Pyotr Alexeyevich Kropotkin (1842-1921), was a Russian geographer, anarchist and prince. He was a descendent of the founder of the Rurik Dynasty that ruled Kievan Rus, but he stopped using his title at the age of twelve. He joined a revolutionary party in the 1870s, and was imprisoned, escaping in 1876. He then lived in Switzerland, France and England. His final years were spent in the Soviet Union following the February 1917 revolution.
History as sci-fi
He learned something essential from the famous Portuguese cinematographer Rui Poças: treat historical fiction films like science fiction. “He meant: with the same freedom. Making films in either genre is like making a complete construction. You will naturally feel compelled, when making a historical film, to do justice to something. But no, you have to assert that this is a free experiment too.”
We watch a crane swoop low over the river, bathe itself briefly near the bank, and then take off again. What about the non-professional cast, I ask, pieced together from friends and real watchmakers from the valley?
“For sure it’s intimidating to suddenly find yourself with 25 crew members and five people dressing you in costumes all around when you’ve never before been in front of the camera.

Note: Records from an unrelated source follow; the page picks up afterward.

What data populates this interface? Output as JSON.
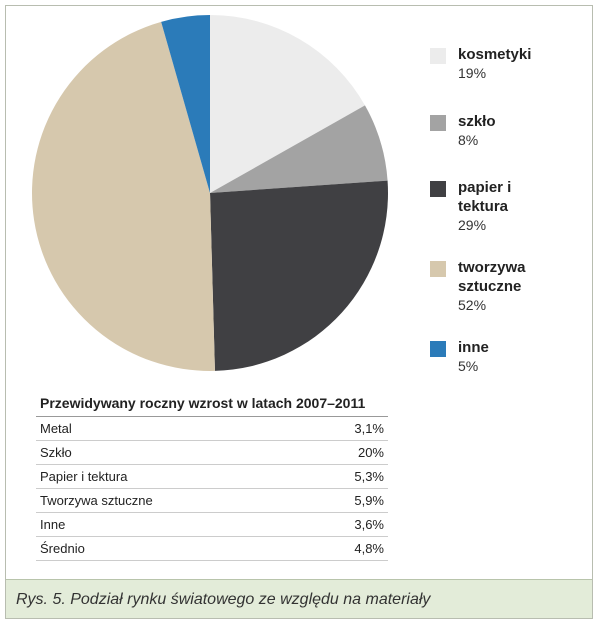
{
  "chart_data": {
    "type": "pie",
    "categories": [
      "kosmetyki",
      "szkło",
      "papier i tektura",
      "tworzywa sztuczne",
      "inne"
    ],
    "values": [
      19,
      8,
      29,
      52,
      5
    ],
    "value_labels": [
      "19%",
      "8%",
      "29%",
      "52%",
      "5%"
    ],
    "colors": [
      "#ececec",
      "#a3a3a3",
      "#404043",
      "#d6c8ad",
      "#2b7bb9"
    ]
  },
  "table": {
    "title": "Przewidywany roczny wzrost w latach 2007–2011",
    "rows": [
      [
        "Metal",
        "3,1%"
      ],
      [
        "Szkło",
        "20%"
      ],
      [
        "Papier i tektura",
        "5,3%"
      ],
      [
        "Tworzywa sztuczne",
        "5,9%"
      ],
      [
        "Inne",
        "3,6%"
      ],
      [
        "Średnio",
        "4,8%"
      ]
    ]
  },
  "caption": "Rys. 5. Podział rynku światowego ze względu na materiały"
}
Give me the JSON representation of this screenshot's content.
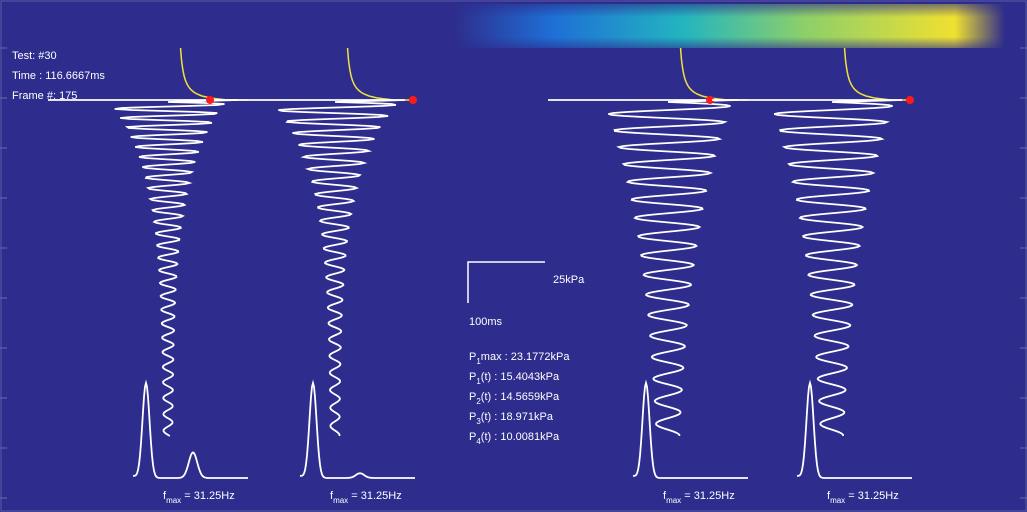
{
  "info": {
    "test": "Test: #30",
    "time": "Time   : 116.6667ms",
    "frame": "Frame #: 175"
  },
  "scale_bar": {
    "pressure": "25kPa",
    "time": "100ms"
  },
  "pressures": [
    {
      "symbol": "P",
      "subscript": "1",
      "text": "max : 23.1772kPa"
    },
    {
      "symbol": "P",
      "subscript": "1",
      "text": "(t)   : 15.4043kPa"
    },
    {
      "symbol": "P",
      "subscript": "2",
      "text": "(t)   : 14.5659kPa"
    },
    {
      "symbol": "P",
      "subscript": "3",
      "text": "(t)   : 18.971kPa"
    },
    {
      "symbol": "P",
      "subscript": "4",
      "text": "(t)   : 10.0081kPa"
    }
  ],
  "frequency_labels": [
    {
      "symbol": "f",
      "subscript": "max",
      "text": " = 31.25Hz"
    },
    {
      "symbol": "f",
      "subscript": "max",
      "text": " = 31.25Hz"
    },
    {
      "symbol": "f",
      "subscript": "max",
      "text": " = 31.25Hz"
    },
    {
      "symbol": "f",
      "subscript": "max",
      "text": " = 31.25Hz"
    }
  ]
}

But for some of these people, lifelong friends, I just know their faces.”
Through our conversation, Schäublin always talks about his performers in this way, with evident deep love and respect. “I know what touches me about them, after countless dinners together, countless evenings shared. Making the film is about searching for these details I see in our lives as friends.”
Christopher Small is a writer, curator and filmmaker. He was born in the United Kingdom and lives in Prague, Czech Republic. He runs the Critics Academy at the Locarno Film Festival.